After a dinner of ribs, steaks, and wings, Gable sat back for some beers and small talk with one of 9/11’s faceless heroes, a Delta Force sergeant major I’ll call John. Gable liked John’s no-bullshit style. He had real battlefield experience—two weeks after the 9/11 attacks, he’d been part of the raid on Mullah Omar’s Kandahar compound, but he didn’t crow about it—which instantly earned Gable’s trust and respect.

On his second beer, Gable felt loose enough to ask John a question that had been on his mind: “After teaching so many operators and law enforcement agents, what do you think of the Secret Service’s overall readiness?” The sergeant major demurred, so Gable pressed him.

“Seriously, how would you rate us?”

“Look,” John said. “I feel sorry for you guys. The Service has really let you down. You’ll never be able to stop a real attack.”
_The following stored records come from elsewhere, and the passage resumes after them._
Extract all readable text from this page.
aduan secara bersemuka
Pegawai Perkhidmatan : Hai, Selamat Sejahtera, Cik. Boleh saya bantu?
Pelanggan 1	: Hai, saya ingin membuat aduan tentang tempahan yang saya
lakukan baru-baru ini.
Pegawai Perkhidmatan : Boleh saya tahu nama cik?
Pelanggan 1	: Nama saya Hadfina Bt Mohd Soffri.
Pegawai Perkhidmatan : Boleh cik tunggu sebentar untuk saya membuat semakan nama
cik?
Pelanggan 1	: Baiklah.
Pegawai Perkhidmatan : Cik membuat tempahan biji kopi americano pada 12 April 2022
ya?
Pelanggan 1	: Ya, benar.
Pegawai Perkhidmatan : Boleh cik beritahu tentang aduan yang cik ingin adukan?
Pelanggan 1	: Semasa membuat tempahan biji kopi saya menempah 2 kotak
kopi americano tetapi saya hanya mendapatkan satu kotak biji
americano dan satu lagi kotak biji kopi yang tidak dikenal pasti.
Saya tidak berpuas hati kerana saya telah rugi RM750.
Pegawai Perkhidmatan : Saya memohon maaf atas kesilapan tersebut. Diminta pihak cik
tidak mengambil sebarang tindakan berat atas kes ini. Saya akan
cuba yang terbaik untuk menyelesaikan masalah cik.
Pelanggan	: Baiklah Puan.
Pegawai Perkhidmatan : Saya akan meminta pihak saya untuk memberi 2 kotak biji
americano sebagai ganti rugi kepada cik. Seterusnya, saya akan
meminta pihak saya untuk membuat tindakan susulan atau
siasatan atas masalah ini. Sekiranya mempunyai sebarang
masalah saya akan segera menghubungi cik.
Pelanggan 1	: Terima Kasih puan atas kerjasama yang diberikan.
It wasn’t the answer Gable had hoped for, and as he listened to John dissect the Service’s outdated equipment and spotty training, his stomach grew queasy. Deep down, he knew how ill-equipped and out of date the Secret Service was, but hearing it articulated by someone he respected made it impossible to deny. His mind drifted to all the times he had seen the Service drop the ball—most recently, a 2010 trip to Mumbai with President Obama, in which his unit had narrowly avoided a major international incident after nearly killing an unidentified gunman who turned out to be a local police officer. Scenarios like these were dress rehearsals for a real attack on the president, and in his five years with CAT, he had seen the Service fail so many of them.

Gable was now faced with a brutal truth: Increasingly, the Secret Service was fulfilling its Zero Fail mission based not on its skills, people, training, or technology, but on dumb luck. How long would it be before that luck ran out? Gable wasn’t alone. He knew other dedicated agents who felt a growing sense of disillusionment, especially with the agency’s leadership. But fear of repercussions had kept them silent. Until the stakes got too high.